Just because you already employ talented sales people, it doesn’t necessarily mean that you have the appropriate employees in your business for sales coaching your UK team. We’ve long been believers that being a great sales person and being a great sales coach doesn’t always go hand in hand, which is why we offer sales coaching which delivers great results as an outsourced service for businesses. To really get to grips with why that is, this article from Forbes really hits the main points hard, from the perspective of an expert sales coach.

 The sales coach in question, Randy Illig, who works with Fortune500 companies, recounts how for a long time he followed the concept that leaders within businesses were the best people to coach sales staff, however, in recent times this perspective has shifted, from working with large companies on sales strategies.

 Putting sales coaching roles onto sales leaders, he says, can be crushing and means that everything rests on their shoulders. Even as those in more senior sales positions, everyone has their strengths, and it’s not necessarily a given that those that can make sales teams function can apply those skills into a coaching role too. Coaching is also an on-going practice too, so for a sales leader to absorb this potentially never-ending workload, can weigh heavily on a team.

 Outsourcing to individuals that are experienced and dedicated to sale coaching brings a completely different perspective, and one that can feed into, but also go beyond an individual company’s taught sales strategy. While these coaching sessions are more fixed in their time and nature than when working with someone within the business, it also gives the opportunity to hand more dependency onto the sales team in terms of ongoing coaching.

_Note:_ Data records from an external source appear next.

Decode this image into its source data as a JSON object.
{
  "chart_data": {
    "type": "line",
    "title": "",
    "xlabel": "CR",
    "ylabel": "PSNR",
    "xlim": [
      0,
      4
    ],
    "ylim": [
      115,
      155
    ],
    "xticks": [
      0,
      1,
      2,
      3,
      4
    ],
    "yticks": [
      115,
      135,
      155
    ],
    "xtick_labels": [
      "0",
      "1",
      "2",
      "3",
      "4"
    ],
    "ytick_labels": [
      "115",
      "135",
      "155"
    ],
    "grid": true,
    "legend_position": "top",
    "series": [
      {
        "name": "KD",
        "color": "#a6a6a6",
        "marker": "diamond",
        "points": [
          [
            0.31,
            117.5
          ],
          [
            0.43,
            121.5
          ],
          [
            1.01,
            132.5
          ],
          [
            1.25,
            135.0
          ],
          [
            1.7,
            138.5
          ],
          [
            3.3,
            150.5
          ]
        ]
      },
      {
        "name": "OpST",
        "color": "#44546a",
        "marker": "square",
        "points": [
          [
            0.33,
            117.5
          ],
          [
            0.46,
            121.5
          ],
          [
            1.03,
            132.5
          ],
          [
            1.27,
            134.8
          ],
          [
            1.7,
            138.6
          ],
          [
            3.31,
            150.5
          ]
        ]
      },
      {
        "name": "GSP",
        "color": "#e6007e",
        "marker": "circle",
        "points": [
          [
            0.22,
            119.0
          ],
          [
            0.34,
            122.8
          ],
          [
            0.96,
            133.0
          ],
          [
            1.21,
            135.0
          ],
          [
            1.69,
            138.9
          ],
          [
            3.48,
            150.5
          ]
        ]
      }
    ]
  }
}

 Within the business itself, Illig suggests creating ‘a culture of coaching’, opposed to a having a leader as a coach, and even though not every member of staff may not be a top sales performer, they can be taught to coach their peers with a simple framework, creating a workplace where the opportunity to learn from others’ experiences is much more omnipresent.

 When integrating coaching as part of a working culture, it doesn’t have to take the same form as when dealing with a central leader or an external coaching team. Instead, it becomes part of the work conversation and integrated into everyday, individual tasks. It can be a five minute phone call, for example, or a quick Google hang out, bringing a specific concern to a wider audience to receive peer coaching on. Bringing in some other thoughts and ideas onto a problem may uncover more innovation than otherwise would have been available to the individual.

 To make this work, suggests Illig, it’s about setting a new standard with your team. Sales environments can be competitive, but setting expectations on peer coaching let’s employees know that this is a part of what is expected of them now. To bring accountability to this, and to share coaching findings further, he also suggests taking 20 minutes as a group once a month to meditate on what has been shared and learned through this process.